"anne bak ,bunları senin için topladım, al anne"
"teşekkür ederim bebeğim, bir öpücük alabilirmiyim lütfen?"
"alabilisin" deyip yanağını uzattın bir edayla.
Ertesi gün babaanneye gittik, dükkanındaki kediyi sevdin. Birlikte Ümraniye Carrefourda'ki alışveriş mağazasındaki çocuk oyun parkına gittik. 1,5 saate yakın orada oynadın.
Sonraki gün dayın ve Tuba ablan geldiler. Sana koşuşan bir bebek getirmişler armağan olarak. Bir hevesle açtın hediye paketini ama pek ilgilenmedin bebekle. Daha çok biz oynadık sen de bakasın diye :) Akşama doğru durgunlaştın, uykun var sandım ilk başta. Yemekte bişey istemedin, "ayran içmek istiyorum anne" dedin. Bir ara anneannen kucağına aldığında "Asya çok sıcak, ateşi olmasın" dedi. İlk başta ihtimal vermedim çünkü hiçbir hastalık belirtin yoktu. Ama ölçünce 39,4 derece ateşin olduğunu anlayınca apartopar ilaç, soğuk uygulama derken sabahı yaptık. Gün içinde 3,5 saat arayla ateşin çıktı sürekli. İlk muayenemizde boğazın hafif kızarıktı ve bu kadar yüksek ateşin olunca ilacına başladık. 3. gün halen geçmeyince ve sen bişeyler yemei reddedince tekrar baktım ağzına ve farkettimki tüm ağız mukozan, dilin, tonsillerin aftlarla kaplı. Herpetik sotomatit oldun. Lokal antiseptik ve lokal anestezik sprey başladık hemen. Ancak lokal anestezik sprey sonrası bişeyler yiyebildin güzel kuzum. Resmen içimiz parçalandı; sürekli ateşi, sürekli soğuk uygulama, tüm hafta böyle geçti. Dönüşte Ankara'ya dedene uğradık. Hastalığının 6. günüydü ve nisbeten ateşin daha seyrek aralıklarla yükseliyordu. Pazar akşamı evimizdeydik ve aftların yarı yarıya düzelmişti. 12. günde artık nihayet rahatlıkla yemeğini yiyebiliyordun. Yaklaşık 1,5 kilo verdin o sıra. Sen acıdan ağladıkça, ben de ağladım ."anne yemek istiyorum" deyip ağzın acıyınca yiyemeyip "anne yiyemiyorum" deyince anlatamam içimin yangınını benim güzel yüzlü, melek kızım. Allah'tan xslokain ile uyuşturup bişeyler yemeni sağlayabildim.

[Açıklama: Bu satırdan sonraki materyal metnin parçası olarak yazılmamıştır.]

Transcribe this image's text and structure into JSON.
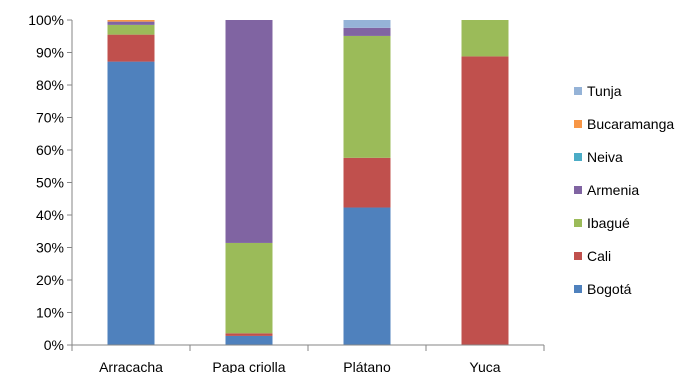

Halen daha üzerinde o kadar zaman geçmesine rağmen unutmadın ve ara sıra "anne sen ağzıma sprey sıkmıştın ya , artık yiyebilirim" diyorsun bazen. Tüm hastalığın boyunca ateşin çıktıkça ilaç içmemek için "anne ben hasta değilim " deyip ağladın. Allah bir daha vermesin, Allah korusun seni güzel inci tanem...
Hafta sonaları mümkün olduğunca bir yerlere gitmeye çalışıyoruz. İstanbul dönüşü hafta sonu,
sahilde yürüyüşe çıktık hep birlikte. Sen son günlerde çantan olmadan hiçbiryere çıkmıyorsun. Tam bir kokoş gibi koluna asıyorsun çantanı. Kapıdan çıksak bile "çantamı unuttum" diye geri döndürüyorsun bizi, aksi halde kıyamet kopuyor. İçini de öyle çok dolduruyorsunki oldukça ağır çekiyor :). Yardım tekliflerimizi ise geri çeviriyorsun ve gün boyu elinde taşıyorsun sevgili çantanı:).
Sonraki hafta sonu Amisos tepesine kahvaltıya gittik. Artık kendi başına yiyebiliyorsun ve bu da sana ayrı bir keyif veriyor doğrusu. Aslında evden "baba atları sevmeye didelim mii?" diyerek çıktığımız için, kahvaltı sonrası Atlı Spor Tesislerine at sevmeye gittik.
Sonraki hafta sonu, babamızın iş arkadaşı Murat bey'in yazlık evine gittik mangala. Bahçeli tripleks çok güzel bir eve gittik. Bayıldın buraya, bahçede koşturmaya, kızları Eda ile oynamaya doyamadın. "Kızım sevdin mi burayı?"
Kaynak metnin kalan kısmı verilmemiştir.